All the conversations take place in a small white box furnished sparsely in midcentury modern; all are shot, like the Wilco film, in black and white, granting the image a formality and elegance that maintains even when the guests dress down (or, as Ferrell does at one point, undress entirely); the look betokens a certain seriousness and distinguishes the series from a legion of other, less pretty or more cacophonous talk shows and talk streams. (Never before have so many interviewed so many.) Having no audience means that there's no pressure to entertain; this is not about the pitch or the plug.

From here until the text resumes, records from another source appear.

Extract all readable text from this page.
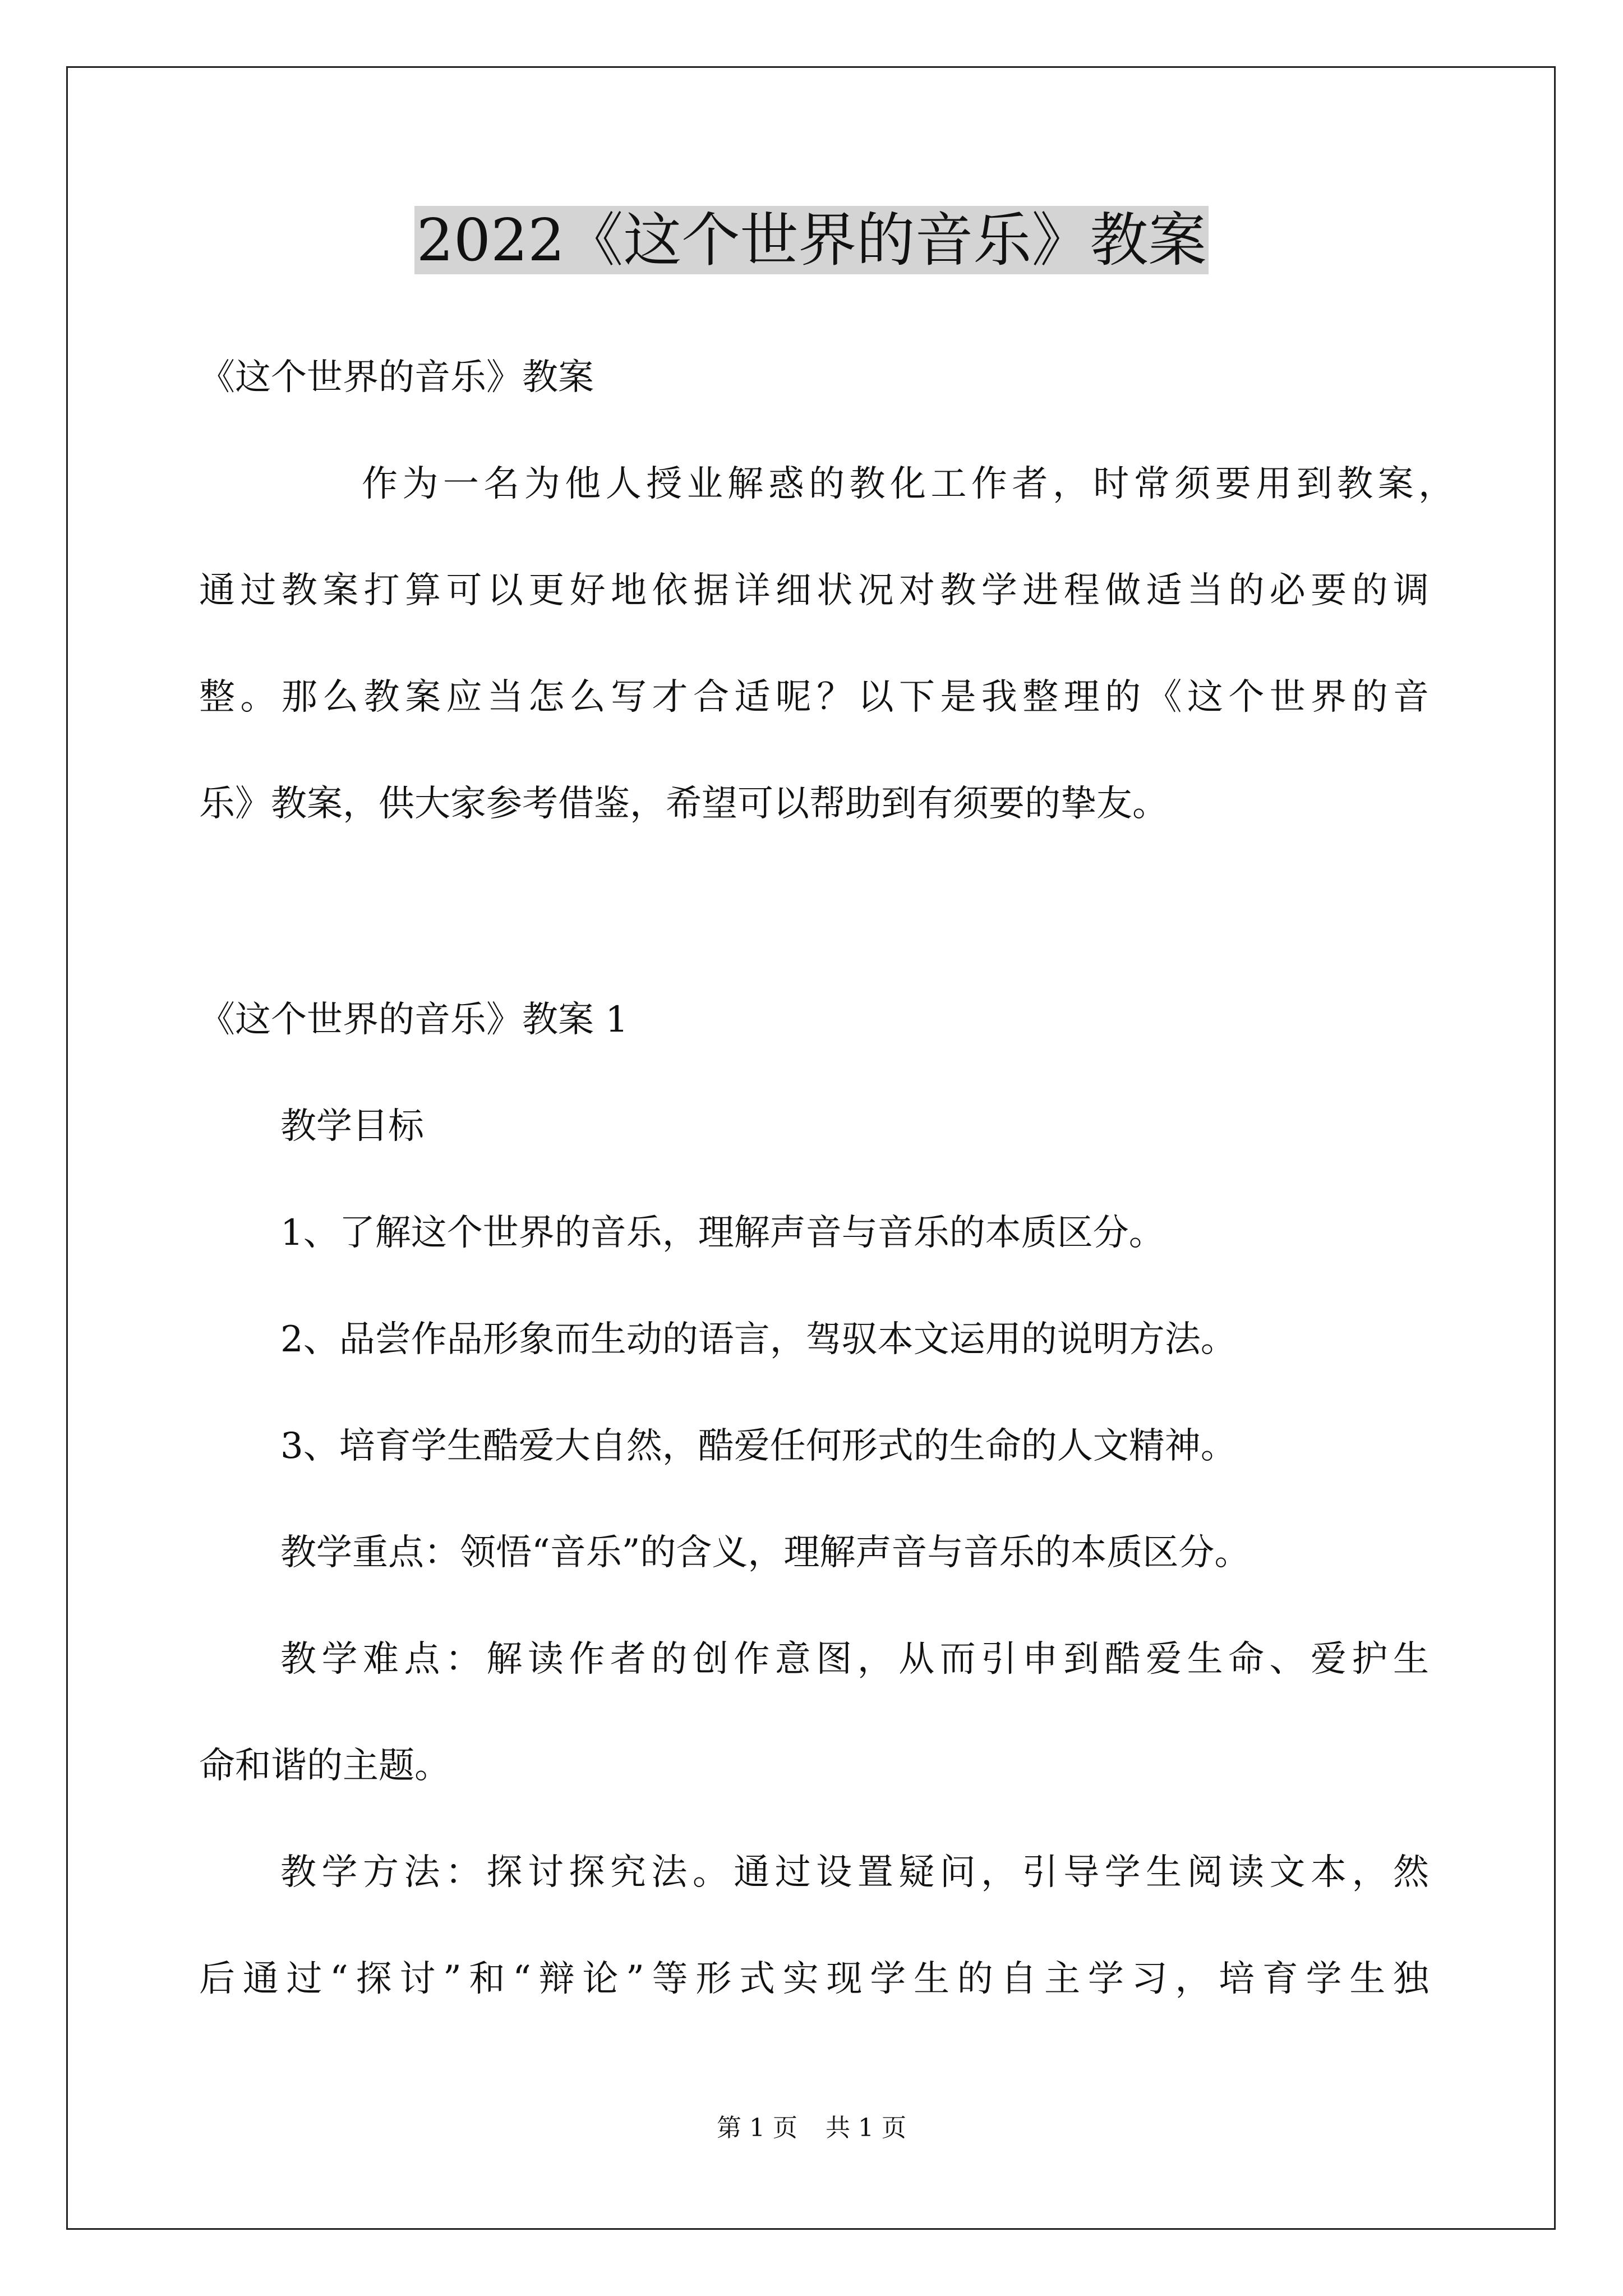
2022《这个世界的音乐》教案

《这个世界的音乐》教案

作为一名为他人授业解惑的教化工作者，时常须要用到教案，

通过教案打算可以更好地依据详细状况对教学进程做适当的必要的调

整。那么教案应当怎么写才合适呢？以下是我整理的《这个世界的音

乐》教案，供大家参考借鉴，希望可以帮助到有须要的挚友。

《这个世界的音乐》教案 1

教学目标

1、了解这个世界的音乐，理解声音与音乐的本质区分。

2、品尝作品形象而生动的语言，驾驭本文运用的说明方法。

3、培育学生酷爱大自然，酷爱任何形式的生命的人文精神。

教学重点：领悟“音乐”的含义，理解声音与音乐的本质区分。

教学难点：解读作者的创作意图，从而引申到酷爱生命、爱护生

命和谐的主题。

教学方法：探讨探究法。通过设置疑问，引导学生阅读文本，然

后通过“探讨”和“辩论”等形式实现学生的自主学习，培育学生独

第 1 页 共 1 页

Jones is not out to call attention to himself, but it's also clear from the context and conversation (and the clipboard) that he's not just rolling out of bed; he's done homework. Even with its well-finished, multi-platform presence, the show feels more a personal project than a (show) business proposition. There's no particular agenda other than to be interesting and, with each session lasting just under an hour, plenty of time for relaxation and for revelation. There is an audio podcast version as well.